Will Californians Vote On Executing Gays and Lesbians?

Unless a court intervenes, the state will have to allow an attorney to collect signatures for a ballot measure that would authorize mass murder.

Californians usually vote on several ballot initiatives during each election, like these in 2012. (Rich Pedroncelli/AP)

California has always done democracy a bit differently than most other states. Every other year, voters in the Golden State cast ballots not just for people to represent them, but for many of the actual laws that govern them. It's not quite the ancient Athenian model of citizens gathering on a hill to make decisions, but it's a version of direct democracy deeply-embedded in California's political culture. Over the years, voters have answered for themselves weighty questions of taxation, same-sex marriage, election laws, and the legalization of marijuana, among many others.

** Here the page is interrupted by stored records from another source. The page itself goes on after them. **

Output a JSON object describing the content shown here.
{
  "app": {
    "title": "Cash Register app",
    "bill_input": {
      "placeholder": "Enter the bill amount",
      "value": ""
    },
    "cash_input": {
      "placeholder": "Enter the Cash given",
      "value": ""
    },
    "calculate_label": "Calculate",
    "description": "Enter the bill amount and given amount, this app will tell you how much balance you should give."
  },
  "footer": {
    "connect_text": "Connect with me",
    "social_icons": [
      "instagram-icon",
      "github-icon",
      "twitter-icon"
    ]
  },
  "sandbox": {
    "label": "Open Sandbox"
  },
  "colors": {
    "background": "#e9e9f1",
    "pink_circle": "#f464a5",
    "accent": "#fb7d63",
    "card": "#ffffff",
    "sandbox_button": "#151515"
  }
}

Yet that system is now facing something of a threat from an attorney named Matthew McLaughlin, who wants to use the ballot initiative to authorize the mass murder of gays and lesbians. He has formally proposed the Sodomite Suppression Act, which refers to homosexuality as "a monstrous evil" and an "abominable crime against nature." It would ban communicating messages of tolerance to minors; bar gays and lesbians, or anyone who voices acceptance, from holding government jobs or public office; and authorize mass murder:

Seeing that it is better that offenders should die rather than that
all of us should be killed by God's just wrath against us for the folly
of tolerating wickedness in our midst, the People of California wisely
command, in the fear of God, that any person who willingly touches another
person of the same gender for purposes of sexual gratification be put to
death by bullets to the head or by any other convenient method.

The fear isn't that McLaughlin's proposal would ever pass—he is highly unlikely to secure anywhere close to the 365,880 signatures needed merely to get the referendum on next year's ballot, much less to secure a majority at the polls. And the courts would immediately throw out the law, as they have with a number of less extreme measures that Californians have approved. But the mere possibility that McLaughlin could get formal clearance from state officials to begin collecting signatures for a genocidal proposition is raising questions about California's permissive ballot initiative system.

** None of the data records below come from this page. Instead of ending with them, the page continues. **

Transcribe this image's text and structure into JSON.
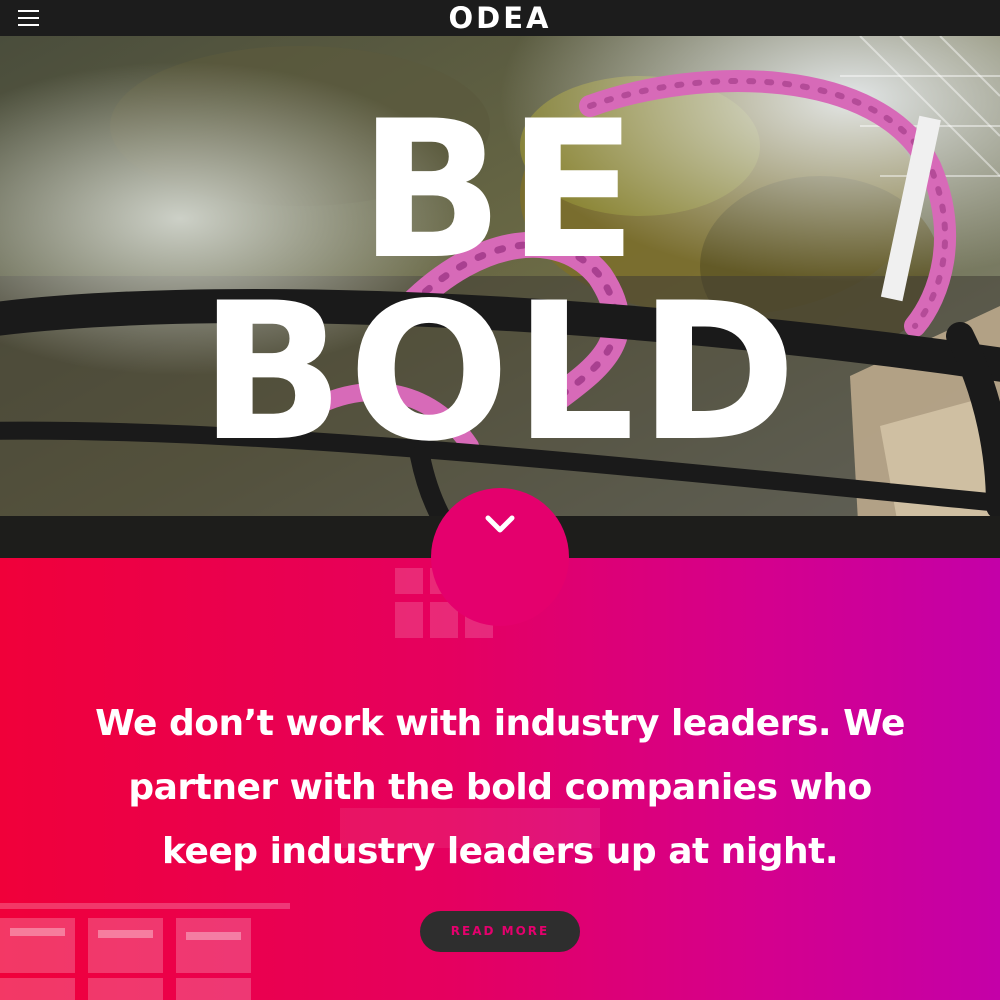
{
  "header": {
    "logo_text": "ODEA",
    "menu_icon": "hamburger-menu-icon"
  },
  "hero": {
    "headline_line1": "BE",
    "headline_line2": "BOLD",
    "scroll_icon": "chevron-down-icon"
  },
  "promo": {
    "statement": "We don’t work with industry leaders. We partner with the bold companies who keep industry leaders up at night.",
    "read_more_label": "READ MORE"
  },
  "colors": {
    "accent": "#e4006d",
    "bar": "#1c1c1c",
    "button_bg": "#2e2e2e"
  }
}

Kamala Harris (Damian Dovarganes/AP)

Now that McLaughlin has paid his $200 fee and submitted his proposal, state Attorney General Kamala Harris must provide an official title and summary, so that he can begin the arduous—and surely foolhardy—process of persuading his fellow citizens to sign their names to it. This is generally a formality, and legal experts have said in recent weeks that Harris has no other choice but to process McLaughlin's proposal. The state has provided titles for plenty of other long-shot, kooky, and even offensive ballot measures over the years, according to a database maintained at the University of California-Irvine. A venture capitalist spent millions of dollars to gain support for a proposal to split California into six different states, but it failed to qualify for the 2016 ballot. Another would-be ballot initiative would have banned divorce. In 2013, evangelical pastor Allen Estes tried collecting signatures for a constitutional amendment that would expand protections for "speech based on biblical authority." (According to the awkwardly-worded text, anyone quoting from the Bible would be free—or freer than they are now—to say anything about such topics as "anti-Semitism, astrology, bestiality, bigamy... transgender, trans-sexuality, yoga, or sin.")

No other proposals, however, have been as vile as McLaughlin's. "I would submit this is probably the ugliest one I remember," Kurt Oneto, an attorney specializing in California ballot initiatives, told the Los Angeles Times. The situation puts Harris in a tricky position, since she is a top Democratic contender for Senate in 2016 and is under pressure from gay rights group who want McLaughlin's proposal rejected. (They also want him disbarred as an attorney.) She may have no room to maneuver under the law, but she wants no part of formalizing the anti-gay ballot measure. In a move described by The New York Times as "highly unusual," she announced on Wednesday that she was asking the state Superior Court to relieve of the responsibility to create a title and summary for the initiative.

"This proposal not only threatens public safety, it is patently unconstitutional, utterly reprehensible, and has no place in a civil society."

Harris added that if the court refuses to rule in her favor, "my office will be forced to issue a title and summary for a proposal that seeks to legalize discrimination and vigilantism.” Gay rights supporters, meanwhile, have said they'll make public the names of anyone who signs McLaughlin's petition. And two state assemblymen in California, Evan Low and Richard Bloom, are pushing legislation in response to the proposal that would steeply raise the filing fee for ballot initiatives, from its current $200 up to $8,000. "Mr. McLaughlin’s immoral proposal is the just the latest—and most egregious—example of the need to further reform the initiative process," Low said in a statement.

It's debatable whether all of this handwringing is an overreaction. Nobody believes this incendiary idea is going anywhere, and McLaughlin isn't even making his case in public—newspaper reporters apparently haven't been able to track him down for comment in recent days. Yet while the referendum won't ever reach the voters, it could produce a wholly different outcome: making California's century-old system of direct democracy a little less permissive.

Russell Berman is a staff writer at The Atlantic.